Drummer, composer, bandleader and U City native
Ronnie Burrage is coming home this month for a series of events including a musical memorial for a family member, an open jam session, and two nights of performances at
BB's Jazz, Blues and Soups.
As his first order of business, Burrage is producing a musical memorial service on Tuesday, July 20 for his cousin Kendra Mahr, who passed away earlier this year. The service will be held from 3:00 p.m. to 7:00 p.m. at the Gloria Rogers Pavilion in
Tilles Park in Ladue.
Then on Wednesday, July 21, he'll join bassist Bob DeBoo as a host musician for
the weekly jam session at the "Open Air" tent on the grounds of the Grandel Theater.
Burrage
(pictured) will wrap up his hometown visit with gigs at BB's on Thursday, July 22 and Friday, July 23 with a band that includes alto saxophonist and fellow St. Louis native
Greg Osby as special guest. Showtime is at 7:00 p.m. both nights, and tickets, which start at $40 for a table for two on Thursday or $30 on Friday, can be reserved via
BB's website.
A graduate of University City High School, Burrage emerged on the national jazz scene in the 1980s as a drumming phenom, touring with famed pianist McCoy Tyner before he was old enough to legally buy a post-gig beer. He has gone on to work with a long list of notable musicians, including Wayne Shorter, Archie Shepp, Sonny Rollins, Jackie McLean, Woody Shaw, Michael Brecker, David Murray, Jaco Pastorius, Joe Zawinul, Dianne Reeves, Wallace Roney, Gary Bartz, Jamalaadeen Tacuma, Olu Onabulé, World Saxophone Quartet, and more.
Now living in Brooklyn, NY, Burrage teaches at CUNY Brooklyn Conservatory of Music and SUNY Old Westbury Long Island in addition to recording and performing live. He released
Dance of the Great Spirit, his most recent recording and the first from his trio Holographic Principle, early in 2019, earning a nomination for a Grammy Award as "Best Jazz Instrumental Album."
He's been working on the follow-up, tentatively titled
Moving on as One, with pianist Alex Collins and longtime bassist Nimrod Speaks, plus an array of guest musicians including keyboardists Michal Wierba, Geffrey Keezer and Marc Cary, saxophonists Antoine Roney and Kendrick Smith, trumpeter Antoine Drye, trombonist Corey Wallace, and Camille Thurman and Terrol Jones on vocals.
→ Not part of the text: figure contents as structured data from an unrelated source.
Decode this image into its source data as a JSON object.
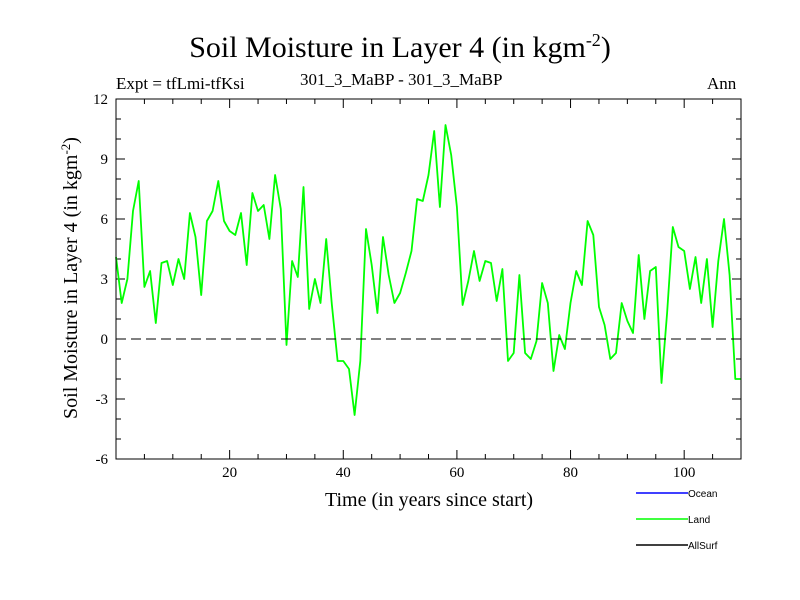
{
  "chart_data": {
    "type": "line",
    "title_main": "Soil Moisture in Layer 4 (in kgm",
    "title_sup": "-2",
    "title_close": ")",
    "experiment": "Expt = tfLmi-tfKsi",
    "subtitle": "301_3_MaBP - 301_3_MaBP",
    "season": "Ann",
    "xlabel": "Time (in years since start)",
    "ylabel_main": "Soil Moisture in Layer 4 (in kgm",
    "ylabel_sup": "-2",
    "ylabel_close": ")",
    "xlim": [
      0,
      110
    ],
    "ylim": [
      -6,
      12
    ],
    "xticks": [
      20,
      40,
      60,
      80,
      100
    ],
    "yticks": [
      -6,
      -3,
      0,
      3,
      6,
      9,
      12
    ],
    "reference_line": 0,
    "legend": [
      {
        "name": "Ocean",
        "color": "#0000ff"
      },
      {
        "name": "Land",
        "color": "#00ff00"
      },
      {
        "name": "AllSurf",
        "color": "#000000"
      }
    ],
    "series": [
      {
        "name": "Land",
        "color": "#00ff00",
        "x": [
          0,
          1,
          2,
          3,
          4,
          5,
          6,
          7,
          8,
          9,
          10,
          11,
          12,
          13,
          14,
          15,
          16,
          17,
          18,
          19,
          20,
          21,
          22,
          23,
          24,
          25,
          26,
          27,
          28,
          29,
          30,
          31,
          32,
          33,
          34,
          35,
          36,
          37,
          38,
          39,
          40,
          41,
          42,
          43,
          44,
          45,
          46,
          47,
          48,
          49,
          50,
          51,
          52,
          53,
          54,
          55,
          56,
          57,
          58,
          59,
          60,
          61,
          62,
          63,
          64,
          65,
          66,
          67,
          68,
          69,
          70,
          71,
          72,
          73,
          74,
          75,
          76,
          77,
          78,
          79,
          80,
          81,
          82,
          83,
          84,
          85,
          86,
          87,
          88,
          89,
          90,
          91,
          92,
          93,
          94,
          95,
          96,
          97,
          98,
          99,
          100,
          101,
          102,
          103,
          104,
          105,
          106,
          107,
          108,
          109,
          110
        ],
        "values": [
          4.1,
          1.8,
          3.0,
          6.4,
          7.9,
          2.6,
          3.4,
          0.8,
          3.8,
          3.9,
          2.7,
          4.0,
          3.0,
          6.3,
          5.1,
          2.2,
          5.9,
          6.4,
          7.9,
          5.9,
          5.4,
          5.2,
          6.3,
          3.7,
          7.3,
          6.4,
          6.7,
          5.0,
          8.2,
          6.5,
          -0.3,
          3.9,
          3.1,
          7.6,
          1.5,
          3.0,
          1.8,
          5.0,
          1.7,
          -1.1,
          -1.1,
          -1.5,
          -3.8,
          -1.1,
          5.5,
          3.7,
          1.3,
          5.1,
          3.2,
          1.8,
          2.3,
          3.3,
          4.4,
          7.0,
          6.9,
          8.2,
          10.4,
          6.6,
          10.7,
          9.2,
          6.6,
          1.7,
          2.9,
          4.4,
          2.9,
          3.9,
          3.8,
          1.9,
          3.5,
          -1.1,
          -0.7,
          3.2,
          -0.7,
          -1.0,
          -0.1,
          2.8,
          1.8,
          -1.6,
          0.2,
          -0.5,
          1.8,
          3.4,
          2.7,
          5.9,
          5.2,
          1.6,
          0.7,
          -1.0,
          -0.7,
          1.8,
          0.9,
          0.3,
          4.2,
          1.0,
          3.4,
          3.6,
          -2.2,
          1.3,
          5.6,
          4.6,
          4.4,
          2.5,
          4.1,
          1.8,
          4.0,
          0.6,
          3.9,
          6.0,
          3.2,
          -2.0,
          -2.0
        ]
      }
    ]
  }
}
Basic tracks have been recorded, but "I still have to add strings, choir and surprise rappers to a couple of my compositions also," Burrage said.
(You can see a complete Holographic Principle show, recorded in February of this year at Keystone Korner in Baltimore with Collins, Speaks, and Thurman,
here.)
Other recent recording activity has included
Been Down This Road Before, an album with trombonist Clifton Anderson, nephew of Sonny Rollins and a veteran of Rollins' band, that came out last December; and more recently, sessions for a forthcoming tribute to Tyner, led by bassist Avery Sharpe and featuring Helen Sung on piano, Joe Ford on saxophone, and Steve Turre on trombone.
This all comes after more than a year of uncertainty caused by the pandemic. "The summer of COVID's height last year I had tour dates lined up in Europe for my band Holographic Principle, it was the first time in about 16 years I would've taken my band out as a leader," Burrage said in an email to StLJN. "I was ecstatic, but then it all went away... At incredible losses (covid and other illnesses) as well from very close friends and mentors and colleagues, this has just been a traumatic season. The (loss of) of greats I've played with, like Henry Grimes, Wallace Roney, Stanley Cowell and so many others during this period, is heartbreaking."
There were some positives, though - Burrage said he was able to use the time off to obtain a small business loan and do repairs on his mother's home, enabling her to resettle in St. Louis, and the involuntary hiatus also allowed him to compose new music.
Although Brooklyn will remain his home base, Burrage is looking forward to spending more time in St. Louis in the near future and establishing a local branch of his not-for-profit organization
World Rhythm Academy. "I love the city where I grew up," he said. "My family, children, grandchildren and great grandson are there, not to mention people and friends that really love me," he said. "I'm coming back home and will thrive."